De spreidingswet mag dan van tafel zijn, maar provincies blijven verplicht om uiterlijk 1 november een concreet opvangplan aan te leveren. Dit plan moet aangeven hoe zij de benodigde opvangplekken willen realiseren voor de opvang van asielzoekers.
Na 1 november hebben provincies en gemeenten vervolgens zes maanden de tijd om deze plannen in praktijk te brengen en het vereiste aantal opvangplaatsen te realiseren.
Druk op gemeenten
Sinds 1 februari zijn alle gemeenten verplicht uitvoering te geven aan de spreidingswet. Deze wet is in het leven geroepen om asielzoekers evenwichtig over het land te verspreiden en zo overvolle opvangcentra, zoals in Ter Apel, te ontlasten.

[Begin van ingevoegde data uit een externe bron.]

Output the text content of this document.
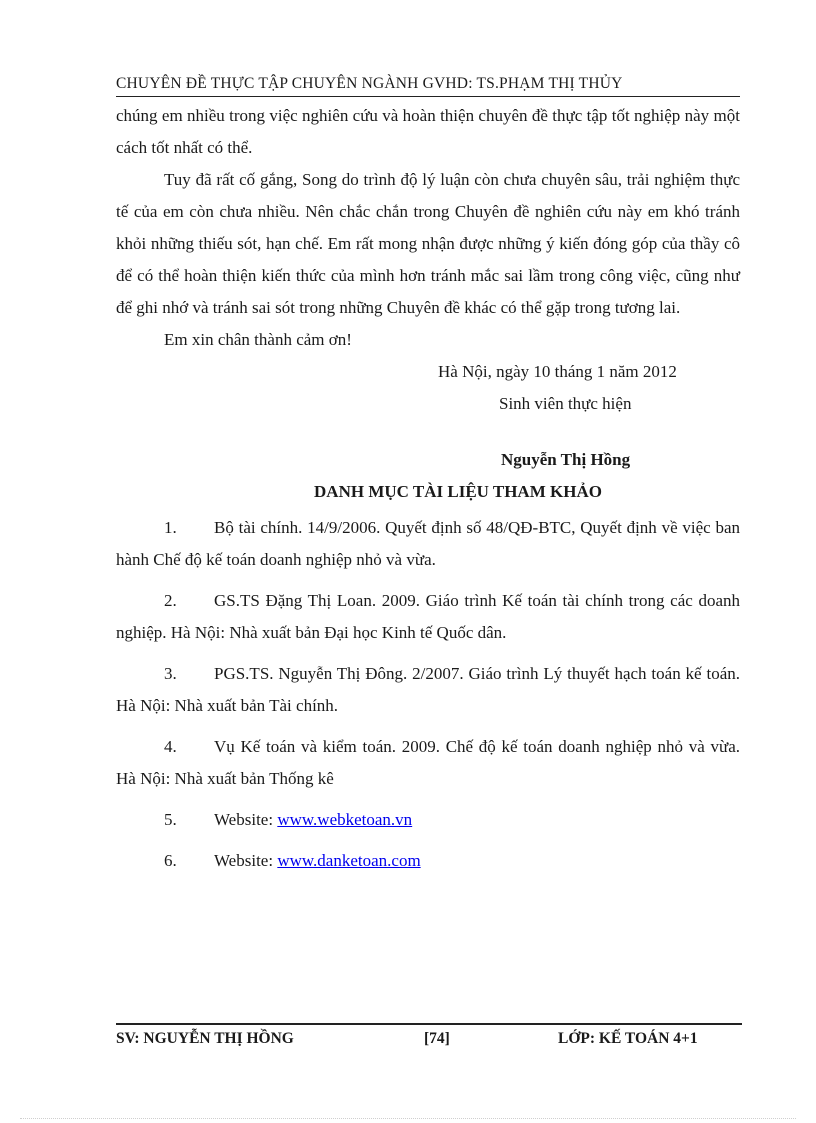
CHUYÊN ĐỀ THỰC TẬP CHUYÊN NGÀNH GVHD: TS.PHẠM THỊ THỦY

chúng em nhiều trong việc nghiên cứu và hoàn thiện chuyên đề thực tập tốt nghiệp này một cách tốt nhất có thể.

Tuy đã rất cố gắng, Song do trình độ lý luận còn chưa chuyên sâu, trải nghiệm thực tế của em còn chưa nhiều. Nên chắc chắn trong Chuyên đề nghiên cứu này em khó tránh khỏi những thiếu sót, hạn chế. Em rất mong nhận được những ý kiến đóng góp của thầy cô để có thể hoàn thiện kiến thức của mình hơn tránh mắc sai lầm trong công việc, cũng như để ghi nhớ và tránh sai sót trong những Chuyên đề khác có thể gặp trong tương lai.

Em xin chân thành cảm ơn!

Hà Nội, ngày 10 tháng 1 năm 2012

Sinh viên thực hiện

Nguyễn Thị Hồng

DANH MỤC TÀI LIỆU THAM KHẢO

1. Bộ tài chính. 14/9/2006. Quyết định số 48/QĐ-BTC, Quyết định về việc ban hành Chế độ kế toán doanh nghiệp nhỏ và vừa.

2. GS.TS Đặng Thị Loan. 2009. Giáo trình Kế toán tài chính trong các doanh nghiệp. Hà Nội: Nhà xuất bản Đại học Kinh tế Quốc dân.

3. PGS.TS. Nguyễn Thị Đông. 2/2007. Giáo trình Lý thuyết hạch toán kế toán. Hà Nội: Nhà xuất bản Tài chính.

4. Vụ Kế toán và kiểm toán. 2009. Chế độ kế toán doanh nghiệp nhỏ và vừa. Hà Nội: Nhà xuất bản Thống kê

5. Website: www.webketoan.vn

6. Website: www.danketoan.com

SV: NGUYỄN THỊ HỒNG	[74]	LỚP: KẾ TOÁN 4+1
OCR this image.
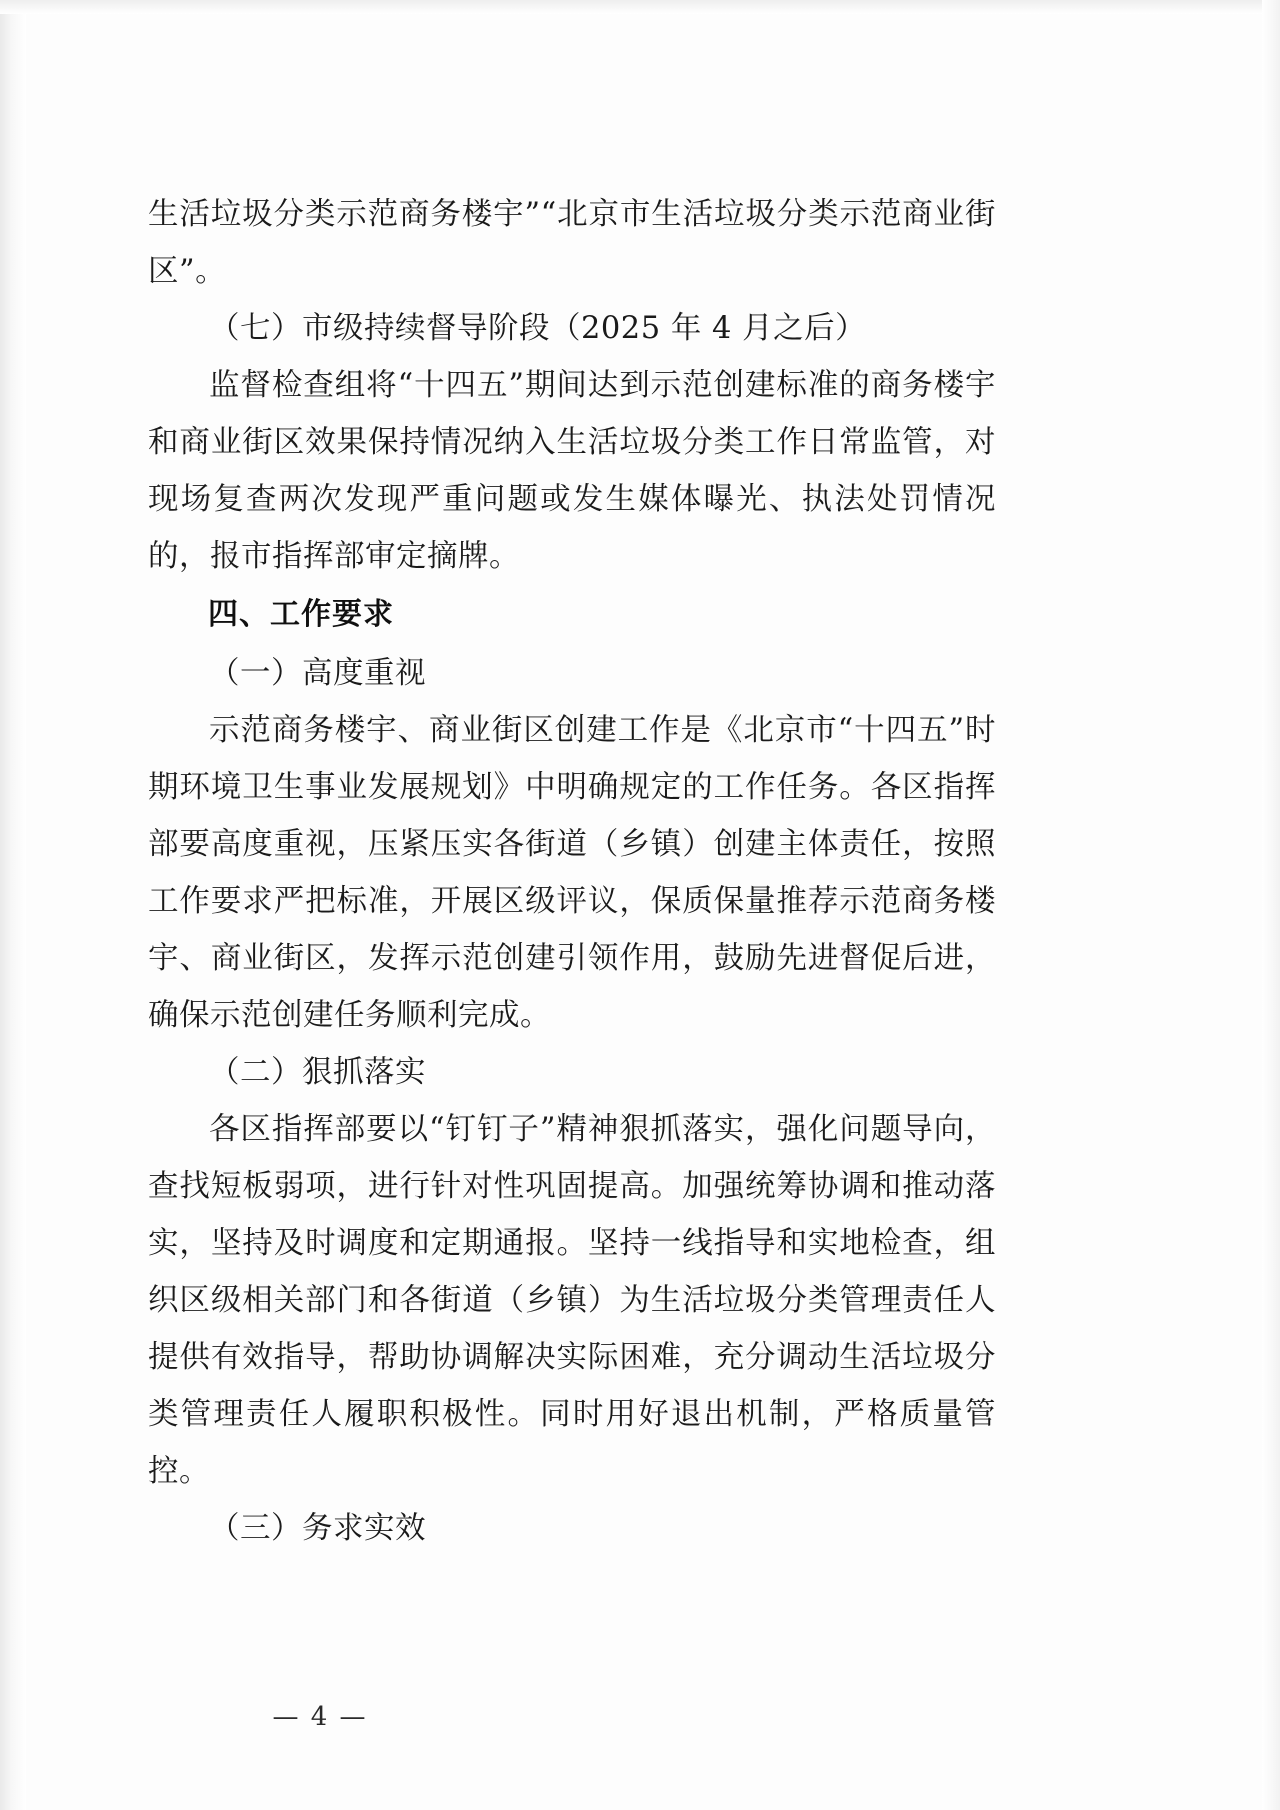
生活垃圾分类示范商务楼宇”“北京市生活垃圾分类示范商业街区”。

（七）市级持续督导阶段（2025 年 4 月之后）

监督检查组将“十四五”期间达到示范创建标准的商务楼宇和商业街区效果保持情况纳入生活垃圾分类工作日常监管，对现场复查两次发现严重问题或发生媒体曝光、执法处罚情况的，报市指挥部审定摘牌。

四、工作要求

（一）高度重视

示范商务楼宇、商业街区创建工作是《北京市“十四五”时期环境卫生事业发展规划》中明确规定的工作任务。各区指挥部要高度重视，压紧压实各街道（乡镇）创建主体责任，按照工作要求严把标准，开展区级评议，保质保量推荐示范商务楼宇、商业街区，发挥示范创建引领作用，鼓励先进督促后进，确保示范创建任务顺利完成。

（二）狠抓落实

各区指挥部要以“钉钉子”精神狠抓落实，强化问题导向，查找短板弱项，进行针对性巩固提高。加强统筹协调和推动落实，坚持及时调度和定期通报。坚持一线指导和实地检查，组织区级相关部门和各街道（乡镇）为生活垃圾分类管理责任人提供有效指导，帮助协调解决实际困难，充分调动生活垃圾分类管理责任人履职积极性。同时用好退出机制，严格质量管控。

（三）务求实效

— 4 —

Ondanks de afschaffing van de wet, verwachten veel provincies, waaronder Noord- en Zuid-Holland, echter op 1 november nog steeds niet over voldoende opvanglocaties te beschikken om aan de oorspronkelijke eisen te voldoen.
Terughoudendheid
Politiek verslaggever Thomas van Groningen legt uit dat het realiseren van voldoende opvanglocaties wordt belemmerd door bouwvertragingen en een terughoudende houding van veel gemeenten.
“Kritische gemeenten zijn geneigd om achterover te leunen,” zegt Van Groningen in het programma Goedemorgen Nederland op NPO 1. Door de onzekerheid over de toekomst van de wet wachten sommige gemeenten af en ondernemen ze minder actie dan verwacht.
Faber kan lokale overheden dwingen
Asielminister Marjolein Faber ontvangt binnenkort alle opvangplannen van provincies en heeft in theorie de mogelijkheid om lokale overheden te dwingen om de opvangplicht na te leven.
“Daarom noemen rechtse kringen de wet de dwangwet,” stelt Van Groningen, die er echter op wijst dat Faber waarschijnlijk geen dwangmaatregelen zal inzetten, gezien haar wens om van deze wet af te komen.
Doorstroomlocaties essentieel
Een belangrijk onderdeel van de asieldeal omvat de oprichting van doorstroomlocaties. Deze locaties bieden asielzoekers een tijdelijke plaats voordat ze naar andere opvanglocaties of gemeenten doorstromen.
“In het asielakkoord is afgesproken dat er doorstroomlocaties in het land komen,” legt Van Groningen uit. Gemeenten tonen echter weinig enthousiasme om dergelijke locaties te realiseren, waardoor het vraagstuk blijft bestaan en opvangcentra zoals Ter Apel onder druk blijven staan.
Woonminister Keijzer moet knopen doorhakken
Het aanwijzen van geschikte doorstroomlocaties ligt nu bij woonminister Mona Keijzer. “Ik weet niet of ze blij is dat ze deze taak heeft gekregen,” merkt Van Groningen op. Keijzer staat voor de moeilijke opdracht om gemeenten zover te krijgen dat zij hun verantwoordelijkheid nemen en ruimte maken voor doorstroomlocaties.
Gemeenten aarzelen nog steeds, wat op korte termijn weinig zicht biedt op verlichting van de overvolle opvangcentra. met als gevolg dat de rechter een miljoenen dwangsom heeft oplegt aan het COA voor overbezetting Ter Apel.